Griffin. The hypothesis engine.
Griffin is the heavyweight reasoning family — five size variants spanning 8B to a 671B-MoE flagship, all weighted purely on a cybersecurity corpus. It hypothesises exploit chains, cites the call-graph path, attempts a disproof against the project's sanitiser config, and writes the patch.
One brain, five reasoning budgets.
Every variant shares the corpus, tokeniser and reasoning trace format. They differ in parameter count, context window and where they run.
| Variant | Parameters | Context window | Latency p95 | Deployment shape | Typical use |
|---|---|---|---|---|---|
| Griffin Lite | 8B | 32k | ~1.2s | IDE-side cloud burst / CLI deep-scan | Fast single-finding reasoning. |
| Griffin S | 14B | 64k | ~2.8s | Cloud | Mid-depth call-graph reasoning, PR-level reviews. |
| Griffin M | 32B | 128k | ~5.5s | Cloud | Repo-wide reasoning, transitive taint chains. |
| Griffin L | 70B | 128k | ~8s | Dedicated GPU | Multi-hop cross-package exploit hypothesis. Default production tier. |
| Griffin Zero | 671B-MoE (~37B active) | 256k | ~12s | Multi-GPU cluster / sovereign | Deepest reasoning, supply-chain-scale audits. |
The internals that earn the verdict.
Architectural commitments
- Mixture-of-experts (Zero: 8 experts, top-2 routing, ~5.5% activated params per token).

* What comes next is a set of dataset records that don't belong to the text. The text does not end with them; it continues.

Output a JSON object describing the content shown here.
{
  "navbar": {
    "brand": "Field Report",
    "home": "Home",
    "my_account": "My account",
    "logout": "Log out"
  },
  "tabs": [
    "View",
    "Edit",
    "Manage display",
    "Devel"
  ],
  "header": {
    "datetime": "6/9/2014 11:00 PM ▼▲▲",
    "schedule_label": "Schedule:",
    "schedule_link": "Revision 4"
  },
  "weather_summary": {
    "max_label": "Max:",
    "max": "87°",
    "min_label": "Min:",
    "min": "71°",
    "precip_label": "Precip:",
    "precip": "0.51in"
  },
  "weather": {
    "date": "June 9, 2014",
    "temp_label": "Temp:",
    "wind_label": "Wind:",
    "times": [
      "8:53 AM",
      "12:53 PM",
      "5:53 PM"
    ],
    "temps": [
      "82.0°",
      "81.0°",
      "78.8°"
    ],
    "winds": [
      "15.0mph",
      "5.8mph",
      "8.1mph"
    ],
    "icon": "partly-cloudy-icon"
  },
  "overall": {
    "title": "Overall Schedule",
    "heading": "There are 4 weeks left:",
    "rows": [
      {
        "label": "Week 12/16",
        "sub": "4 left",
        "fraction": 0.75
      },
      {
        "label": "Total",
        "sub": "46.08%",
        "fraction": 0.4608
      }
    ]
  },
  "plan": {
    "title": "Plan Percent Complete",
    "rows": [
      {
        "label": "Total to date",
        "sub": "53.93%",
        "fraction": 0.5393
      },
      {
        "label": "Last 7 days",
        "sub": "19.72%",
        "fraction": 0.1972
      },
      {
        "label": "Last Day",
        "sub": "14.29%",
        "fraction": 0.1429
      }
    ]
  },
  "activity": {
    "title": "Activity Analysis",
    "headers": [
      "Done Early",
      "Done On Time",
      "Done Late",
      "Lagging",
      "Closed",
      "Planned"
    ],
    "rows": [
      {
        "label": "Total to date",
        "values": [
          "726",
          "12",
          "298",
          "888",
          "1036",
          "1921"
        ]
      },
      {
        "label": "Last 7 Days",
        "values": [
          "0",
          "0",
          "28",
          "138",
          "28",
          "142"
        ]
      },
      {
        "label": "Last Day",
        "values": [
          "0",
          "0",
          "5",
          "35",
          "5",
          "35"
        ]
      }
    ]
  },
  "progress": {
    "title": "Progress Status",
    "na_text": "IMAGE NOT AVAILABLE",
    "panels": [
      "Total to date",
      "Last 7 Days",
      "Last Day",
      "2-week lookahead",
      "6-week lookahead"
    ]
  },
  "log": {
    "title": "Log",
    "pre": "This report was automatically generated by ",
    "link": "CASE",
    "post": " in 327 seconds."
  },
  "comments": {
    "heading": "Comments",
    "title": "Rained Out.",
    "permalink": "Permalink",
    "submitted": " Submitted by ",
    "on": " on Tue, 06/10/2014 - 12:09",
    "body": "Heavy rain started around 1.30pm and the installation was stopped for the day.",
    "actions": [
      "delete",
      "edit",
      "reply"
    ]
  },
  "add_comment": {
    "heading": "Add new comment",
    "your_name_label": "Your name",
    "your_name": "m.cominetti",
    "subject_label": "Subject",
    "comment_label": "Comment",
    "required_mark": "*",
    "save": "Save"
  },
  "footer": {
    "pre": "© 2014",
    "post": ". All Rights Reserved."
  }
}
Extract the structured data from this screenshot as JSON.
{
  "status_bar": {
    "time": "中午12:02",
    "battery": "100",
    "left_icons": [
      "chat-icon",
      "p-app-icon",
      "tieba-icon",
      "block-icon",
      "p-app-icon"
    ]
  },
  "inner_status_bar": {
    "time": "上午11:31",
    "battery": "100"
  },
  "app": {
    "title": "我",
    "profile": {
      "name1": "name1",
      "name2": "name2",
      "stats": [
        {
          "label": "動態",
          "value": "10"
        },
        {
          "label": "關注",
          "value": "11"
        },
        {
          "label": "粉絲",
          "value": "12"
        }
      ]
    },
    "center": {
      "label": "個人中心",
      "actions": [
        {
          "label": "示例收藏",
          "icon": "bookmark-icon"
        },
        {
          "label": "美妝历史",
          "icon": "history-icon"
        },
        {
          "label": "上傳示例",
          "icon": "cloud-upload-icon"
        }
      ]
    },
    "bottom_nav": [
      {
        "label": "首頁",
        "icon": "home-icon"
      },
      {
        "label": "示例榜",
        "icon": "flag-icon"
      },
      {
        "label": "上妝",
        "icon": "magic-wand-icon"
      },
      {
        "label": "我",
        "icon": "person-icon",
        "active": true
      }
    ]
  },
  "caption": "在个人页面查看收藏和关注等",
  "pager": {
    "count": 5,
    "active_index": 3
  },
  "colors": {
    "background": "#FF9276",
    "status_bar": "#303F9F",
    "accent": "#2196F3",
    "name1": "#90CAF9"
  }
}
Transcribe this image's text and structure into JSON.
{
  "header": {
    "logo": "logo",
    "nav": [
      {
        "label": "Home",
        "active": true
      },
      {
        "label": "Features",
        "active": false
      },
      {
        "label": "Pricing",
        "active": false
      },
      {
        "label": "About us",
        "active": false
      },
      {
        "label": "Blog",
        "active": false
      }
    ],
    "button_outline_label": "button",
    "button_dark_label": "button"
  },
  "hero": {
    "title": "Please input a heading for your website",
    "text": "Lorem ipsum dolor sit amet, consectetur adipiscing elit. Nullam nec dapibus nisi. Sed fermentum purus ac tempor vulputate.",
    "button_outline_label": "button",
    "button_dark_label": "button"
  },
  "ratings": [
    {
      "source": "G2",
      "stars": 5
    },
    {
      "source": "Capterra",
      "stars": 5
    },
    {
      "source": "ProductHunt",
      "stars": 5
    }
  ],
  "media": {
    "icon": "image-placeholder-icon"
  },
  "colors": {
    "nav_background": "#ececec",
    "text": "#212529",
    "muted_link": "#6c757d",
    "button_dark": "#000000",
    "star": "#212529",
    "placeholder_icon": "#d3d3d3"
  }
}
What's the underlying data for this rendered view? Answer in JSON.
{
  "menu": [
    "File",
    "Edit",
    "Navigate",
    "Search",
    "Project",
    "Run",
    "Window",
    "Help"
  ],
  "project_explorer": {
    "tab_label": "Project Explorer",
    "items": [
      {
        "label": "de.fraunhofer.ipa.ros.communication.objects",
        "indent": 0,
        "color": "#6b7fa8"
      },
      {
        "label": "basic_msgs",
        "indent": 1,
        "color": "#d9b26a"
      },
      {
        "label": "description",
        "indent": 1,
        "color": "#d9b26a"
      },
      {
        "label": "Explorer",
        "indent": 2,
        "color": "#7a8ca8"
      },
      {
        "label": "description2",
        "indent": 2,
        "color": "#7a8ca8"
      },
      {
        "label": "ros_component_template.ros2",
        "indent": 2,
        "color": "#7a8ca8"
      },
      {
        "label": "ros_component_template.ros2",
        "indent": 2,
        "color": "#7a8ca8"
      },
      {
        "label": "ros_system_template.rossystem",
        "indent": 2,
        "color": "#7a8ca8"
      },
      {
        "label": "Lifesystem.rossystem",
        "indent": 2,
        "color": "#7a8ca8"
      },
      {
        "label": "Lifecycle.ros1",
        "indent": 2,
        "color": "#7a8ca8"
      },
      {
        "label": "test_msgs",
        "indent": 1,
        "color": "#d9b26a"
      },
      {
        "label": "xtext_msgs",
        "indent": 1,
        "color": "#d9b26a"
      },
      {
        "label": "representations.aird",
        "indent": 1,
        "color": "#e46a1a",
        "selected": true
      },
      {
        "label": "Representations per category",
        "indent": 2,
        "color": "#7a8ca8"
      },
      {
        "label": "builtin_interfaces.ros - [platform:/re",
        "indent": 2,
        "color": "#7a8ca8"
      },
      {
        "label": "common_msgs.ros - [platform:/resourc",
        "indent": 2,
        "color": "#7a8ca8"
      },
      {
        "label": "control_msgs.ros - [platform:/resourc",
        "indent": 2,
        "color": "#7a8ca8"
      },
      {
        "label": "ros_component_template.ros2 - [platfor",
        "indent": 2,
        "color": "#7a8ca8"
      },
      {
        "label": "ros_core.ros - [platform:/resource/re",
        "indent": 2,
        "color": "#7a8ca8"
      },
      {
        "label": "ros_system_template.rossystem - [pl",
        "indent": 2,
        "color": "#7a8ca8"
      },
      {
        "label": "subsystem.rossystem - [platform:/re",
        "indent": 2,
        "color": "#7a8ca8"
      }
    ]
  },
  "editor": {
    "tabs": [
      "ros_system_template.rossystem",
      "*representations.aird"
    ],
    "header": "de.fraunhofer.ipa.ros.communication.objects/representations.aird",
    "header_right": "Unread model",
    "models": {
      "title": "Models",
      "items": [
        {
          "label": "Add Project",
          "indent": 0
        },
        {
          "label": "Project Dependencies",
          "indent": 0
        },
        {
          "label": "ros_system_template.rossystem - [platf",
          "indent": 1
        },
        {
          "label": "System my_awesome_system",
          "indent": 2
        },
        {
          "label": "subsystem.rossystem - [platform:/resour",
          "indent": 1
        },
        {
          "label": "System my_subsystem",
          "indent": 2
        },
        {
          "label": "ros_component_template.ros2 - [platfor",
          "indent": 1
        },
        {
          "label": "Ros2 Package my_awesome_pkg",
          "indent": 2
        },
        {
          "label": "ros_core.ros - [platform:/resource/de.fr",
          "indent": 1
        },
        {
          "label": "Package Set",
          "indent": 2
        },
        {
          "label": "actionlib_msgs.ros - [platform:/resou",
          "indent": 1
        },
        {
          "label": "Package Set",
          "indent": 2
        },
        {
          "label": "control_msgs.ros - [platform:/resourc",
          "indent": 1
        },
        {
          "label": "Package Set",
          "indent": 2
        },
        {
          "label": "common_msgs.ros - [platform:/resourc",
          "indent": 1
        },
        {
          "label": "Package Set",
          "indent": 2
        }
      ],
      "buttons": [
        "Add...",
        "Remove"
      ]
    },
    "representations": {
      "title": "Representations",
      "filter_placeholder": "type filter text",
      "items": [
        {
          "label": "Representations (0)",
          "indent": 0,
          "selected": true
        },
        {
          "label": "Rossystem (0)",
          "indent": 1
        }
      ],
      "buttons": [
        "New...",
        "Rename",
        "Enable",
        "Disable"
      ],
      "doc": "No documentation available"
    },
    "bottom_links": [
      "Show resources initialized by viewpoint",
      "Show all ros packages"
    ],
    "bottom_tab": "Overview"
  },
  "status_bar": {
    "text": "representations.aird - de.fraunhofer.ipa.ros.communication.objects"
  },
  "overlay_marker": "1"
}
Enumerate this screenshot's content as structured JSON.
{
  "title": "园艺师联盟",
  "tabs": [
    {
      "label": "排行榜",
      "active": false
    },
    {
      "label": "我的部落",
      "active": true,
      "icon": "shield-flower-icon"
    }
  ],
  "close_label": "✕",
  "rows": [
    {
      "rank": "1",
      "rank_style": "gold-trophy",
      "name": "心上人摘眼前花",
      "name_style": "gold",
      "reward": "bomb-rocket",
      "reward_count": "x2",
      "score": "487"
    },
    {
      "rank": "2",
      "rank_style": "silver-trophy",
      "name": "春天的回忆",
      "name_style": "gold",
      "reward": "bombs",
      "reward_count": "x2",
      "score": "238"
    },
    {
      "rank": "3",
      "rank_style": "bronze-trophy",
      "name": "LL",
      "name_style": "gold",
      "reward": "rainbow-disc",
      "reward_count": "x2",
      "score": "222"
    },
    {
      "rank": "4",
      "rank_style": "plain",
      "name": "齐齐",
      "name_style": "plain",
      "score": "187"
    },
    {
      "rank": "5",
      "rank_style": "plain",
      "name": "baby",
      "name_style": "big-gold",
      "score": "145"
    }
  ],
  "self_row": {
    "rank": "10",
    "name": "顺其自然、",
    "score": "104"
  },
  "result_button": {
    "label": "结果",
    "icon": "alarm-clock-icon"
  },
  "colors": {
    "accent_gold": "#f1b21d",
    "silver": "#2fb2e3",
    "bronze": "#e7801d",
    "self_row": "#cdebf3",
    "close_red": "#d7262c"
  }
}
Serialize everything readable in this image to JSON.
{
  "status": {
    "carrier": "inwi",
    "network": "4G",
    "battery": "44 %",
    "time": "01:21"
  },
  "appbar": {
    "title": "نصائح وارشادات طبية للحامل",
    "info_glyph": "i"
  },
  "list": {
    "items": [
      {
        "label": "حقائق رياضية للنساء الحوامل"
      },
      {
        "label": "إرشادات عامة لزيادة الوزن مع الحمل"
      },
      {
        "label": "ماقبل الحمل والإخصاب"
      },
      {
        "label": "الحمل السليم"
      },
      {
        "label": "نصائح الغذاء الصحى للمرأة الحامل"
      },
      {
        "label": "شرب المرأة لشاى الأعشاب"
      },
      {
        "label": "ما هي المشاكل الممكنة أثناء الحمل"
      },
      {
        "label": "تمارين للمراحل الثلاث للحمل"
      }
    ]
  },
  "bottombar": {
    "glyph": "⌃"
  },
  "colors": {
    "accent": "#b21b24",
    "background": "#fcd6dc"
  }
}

- Security-augmented tokeniser with ~28k extra tokens covering CWE / CVE IDs, taint operators, package coordinates, and attack-pattern shorthand.
- Sliding-window plus landmark attention for long-context call-graph reasoning at 256k.
- Structured reasoning trace: hypothesise the exploit, cite the path, propose a disproof, propose a patch.
- Security-domain RLHF using preference data labelled by senior offensive-security engineers, not generic annotation vendors.
Measured against known ground truth.
The trace is the finding.
Every Griffin call emits a four-stage trace. Reviewers see the chain, not a single label, and can reject at any stage.
[01] HYPOTHESIS
class: CWE-502 (unsafe deserialization)
entry: HTTP POST /api/import-config
gadget: pkg:maven/com.fasterxml.jackson.core/jackson-databind@2.9.10
[02] CITED PATH
handler.parseRequest() -> service.importConfig()
-> codec.decode(bytes) -> ObjectMapper.readValue(InputStream, Object.class)
6 hops, 3 package boundaries, 1 sanitiser bypassed (allow-list mismatch).
[03] DISPROOF ATTEMPT
- polymorphic typing disabled? no (DefaultTyping.NON_FINAL active)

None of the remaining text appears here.